アカハタのおすすめの調理法「アカハタの中華蒸し」
<材料(2人分)>
・アカハタ 1匹
・長ねぎの青い部分 1本分
・生姜 スライス5枚
・酒 大2
・サラダ油 大3
・ごま油 大2
・長ねぎ 1本
Aタレ
・中華スープ 50cc
・濃口醤油 大2
・砂糖 小1/2
・胡椒 少々
(1)アカハタのウロコ・内臓・エラを取り除き、流水で流したら水気を拭き取っておきましょう。
(2)アカハタを常温で30分ほど置いておきます。お皿に長ねぎを敷き、長ねぎの上にアカハタを乗せます。アカハタのエラと内臓の部分に生姜を入れて、酒を上から振りかけます。
(3)(2)にラップをかけ、蒸し器に入れて中弱火で17分蒸します。
(4)長ねぎを5cmの長さに切り、白髪ねぎを作ります。
(5)小鍋にごま油とサラダ油を入れて煙が出るまで温めておきます。
(6)タレの材料を小鍋に入れて温めておきます。
(7)蒸しあがったアカハタから長ねぎの青い部分と生姜を取り除きます。アカハタの上から(6)で温めたタレをかけ、白髪ねぎを乗せましょう。
(8)(5)で温めた油を白髪ねぎにかけるとアカハタの中華蒸しの完成です。
アカハタを蒸すときに火が強すぎると身がパサパサになってしまいます。火は必ず中弱火で、調理前に30分間常温に置き、火が入りやすい状態にしておくことも重要です。
釣りを楽しめる住まい
釣り人は釣具だけでなく、住まいにもこだわるとよりフィッシングライフを豊かにできます。私もその一人で、釣りに行きやすい環境を選び、今の住まいを選択しました。
キッチン設備が充実している住まい
魚料理を楽しむうえでキッチン設備は最重要です。夏に釣れる魚は塩焼きにして食べても美味しいので、焼き物ができる魚焼きグリルは必須。

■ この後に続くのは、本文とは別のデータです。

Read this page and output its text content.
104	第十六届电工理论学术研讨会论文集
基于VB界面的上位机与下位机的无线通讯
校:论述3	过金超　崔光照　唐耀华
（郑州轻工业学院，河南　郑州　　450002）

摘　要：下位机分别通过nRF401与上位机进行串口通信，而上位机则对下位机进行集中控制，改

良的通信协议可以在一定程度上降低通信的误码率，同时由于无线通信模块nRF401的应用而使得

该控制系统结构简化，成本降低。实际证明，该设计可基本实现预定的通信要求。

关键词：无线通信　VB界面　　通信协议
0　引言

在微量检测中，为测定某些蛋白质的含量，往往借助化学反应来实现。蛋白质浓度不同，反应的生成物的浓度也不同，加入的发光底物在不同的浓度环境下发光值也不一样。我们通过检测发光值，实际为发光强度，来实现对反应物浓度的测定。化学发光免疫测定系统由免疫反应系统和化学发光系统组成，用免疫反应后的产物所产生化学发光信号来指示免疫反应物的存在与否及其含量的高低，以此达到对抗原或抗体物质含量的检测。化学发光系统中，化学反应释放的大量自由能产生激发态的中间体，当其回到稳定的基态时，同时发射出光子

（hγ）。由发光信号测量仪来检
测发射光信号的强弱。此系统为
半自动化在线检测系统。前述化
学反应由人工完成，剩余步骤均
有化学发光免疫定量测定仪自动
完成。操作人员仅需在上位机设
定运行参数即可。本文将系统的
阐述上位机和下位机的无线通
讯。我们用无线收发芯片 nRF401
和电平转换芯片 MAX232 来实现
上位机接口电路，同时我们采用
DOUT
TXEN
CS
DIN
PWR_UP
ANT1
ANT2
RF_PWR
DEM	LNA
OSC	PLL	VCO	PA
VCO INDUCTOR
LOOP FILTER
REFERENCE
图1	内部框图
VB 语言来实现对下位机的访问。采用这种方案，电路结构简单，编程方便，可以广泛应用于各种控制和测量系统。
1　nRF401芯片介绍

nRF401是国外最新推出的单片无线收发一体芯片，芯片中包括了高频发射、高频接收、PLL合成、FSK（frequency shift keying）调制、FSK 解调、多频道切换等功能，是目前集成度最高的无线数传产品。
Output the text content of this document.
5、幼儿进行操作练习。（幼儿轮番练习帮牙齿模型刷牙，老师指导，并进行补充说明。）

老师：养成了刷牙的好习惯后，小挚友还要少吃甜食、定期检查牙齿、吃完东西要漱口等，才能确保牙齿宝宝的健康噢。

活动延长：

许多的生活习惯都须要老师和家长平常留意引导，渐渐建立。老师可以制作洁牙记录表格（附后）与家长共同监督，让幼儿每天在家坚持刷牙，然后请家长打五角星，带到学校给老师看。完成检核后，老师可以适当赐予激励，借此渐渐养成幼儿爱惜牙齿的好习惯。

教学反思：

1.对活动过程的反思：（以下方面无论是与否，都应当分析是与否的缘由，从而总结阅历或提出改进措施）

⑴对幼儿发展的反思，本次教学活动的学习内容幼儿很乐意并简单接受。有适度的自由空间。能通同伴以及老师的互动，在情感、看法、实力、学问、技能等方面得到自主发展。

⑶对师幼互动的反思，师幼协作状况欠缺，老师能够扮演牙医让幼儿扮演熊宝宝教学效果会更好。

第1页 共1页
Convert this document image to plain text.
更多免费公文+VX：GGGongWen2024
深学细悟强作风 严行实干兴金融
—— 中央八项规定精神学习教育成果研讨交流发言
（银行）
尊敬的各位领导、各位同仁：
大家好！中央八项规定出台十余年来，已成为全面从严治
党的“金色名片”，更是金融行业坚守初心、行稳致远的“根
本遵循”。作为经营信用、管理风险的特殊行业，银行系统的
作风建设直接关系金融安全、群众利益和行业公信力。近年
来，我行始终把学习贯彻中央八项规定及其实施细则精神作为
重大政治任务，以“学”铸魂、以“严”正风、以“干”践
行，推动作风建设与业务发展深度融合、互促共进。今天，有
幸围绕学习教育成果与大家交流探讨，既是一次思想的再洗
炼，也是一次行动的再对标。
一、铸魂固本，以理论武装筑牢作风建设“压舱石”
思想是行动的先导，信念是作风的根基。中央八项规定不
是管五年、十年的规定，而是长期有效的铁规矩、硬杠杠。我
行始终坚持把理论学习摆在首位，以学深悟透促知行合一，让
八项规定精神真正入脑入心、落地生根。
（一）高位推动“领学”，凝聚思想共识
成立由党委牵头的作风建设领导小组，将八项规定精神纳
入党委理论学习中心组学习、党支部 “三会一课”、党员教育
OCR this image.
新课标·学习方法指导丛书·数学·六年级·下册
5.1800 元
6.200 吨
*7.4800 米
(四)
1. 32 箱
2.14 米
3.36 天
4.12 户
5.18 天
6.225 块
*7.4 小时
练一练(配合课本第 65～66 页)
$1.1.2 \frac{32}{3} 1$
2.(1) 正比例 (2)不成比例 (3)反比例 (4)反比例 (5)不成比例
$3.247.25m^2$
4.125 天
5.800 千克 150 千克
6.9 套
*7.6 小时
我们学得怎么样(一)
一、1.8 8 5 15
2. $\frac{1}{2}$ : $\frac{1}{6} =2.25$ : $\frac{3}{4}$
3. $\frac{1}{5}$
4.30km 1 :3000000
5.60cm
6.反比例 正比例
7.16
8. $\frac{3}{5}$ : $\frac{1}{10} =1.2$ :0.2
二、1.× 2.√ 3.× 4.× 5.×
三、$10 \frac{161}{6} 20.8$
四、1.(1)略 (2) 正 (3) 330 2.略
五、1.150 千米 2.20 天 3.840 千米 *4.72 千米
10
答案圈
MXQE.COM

タチウオのような長い魚をさばくには、キッチンの広さが重要です。特に大きめのまな板が置けるスペースがあるかどうか、シンクの広さは十分にあるかをチェックするとよいでしょう。
大きめのまな板が設置できると、大きな魚が釣れたときも安全にさばけます。シンクが広いと魚を水洗いするときや、ウロコ取りをするときに作業がしやすくなります。
釣具の収納がしやすい住まい
釣具はかさばりやすく、釣りにはまるとより多くの釣具を購入してしまうので、収納に困る人が多いです。釣具には長い竿だけでなく、小さなアイテムも数多くあります。細々としたアイテムから長い竿まで収納するためには、収納スペースの広さが重要です。
家の間取りにゆとりがある場合は、釣り部屋を作るのがおすすめ。納戸やロフトがある家であれば、一角を釣具の収納スペースとして活用するとよいでしょう。
駐車場付きの住まい
車で釣りに行くことが多い人には、駐車場付きの住まいがおすすめです。駐車場がある住まいを選択すると、車を置けるだけでなく荷物を素早く積み込み、スムーズに釣り場へ迎えます。
特に暑さが厳しい夏は、重たい釣具を持ち運ぶ距離が長いと非常に疲れます。住まいと駐車場までの距離が短ければ気持ち的にも釣りに行きやすくなるので、住まいから駐車場までの距離もチェックしておきましょう。
熱中症に注意して夏の釣りを楽しもう
夏は釣れる魚の種類が増えるので、多くの釣り人が釣り場に立つ時期です。しかし暑さが厳しいので、熱中症には十分に注意しながら釣りを楽しみましょう。夏に釣れる魚の中でも、特にタチウオ・マゴチ・アカハタは美味しいので狙ってみてください。
釣りを中心に住まいを考えると釣りが楽しくなるだけでなく、より魚料理を楽しめるところも魅力的です。魚をさばきやすいキッチン設備がある住まいで、夏に釣れた旬の魚を思う存分楽しみましょう。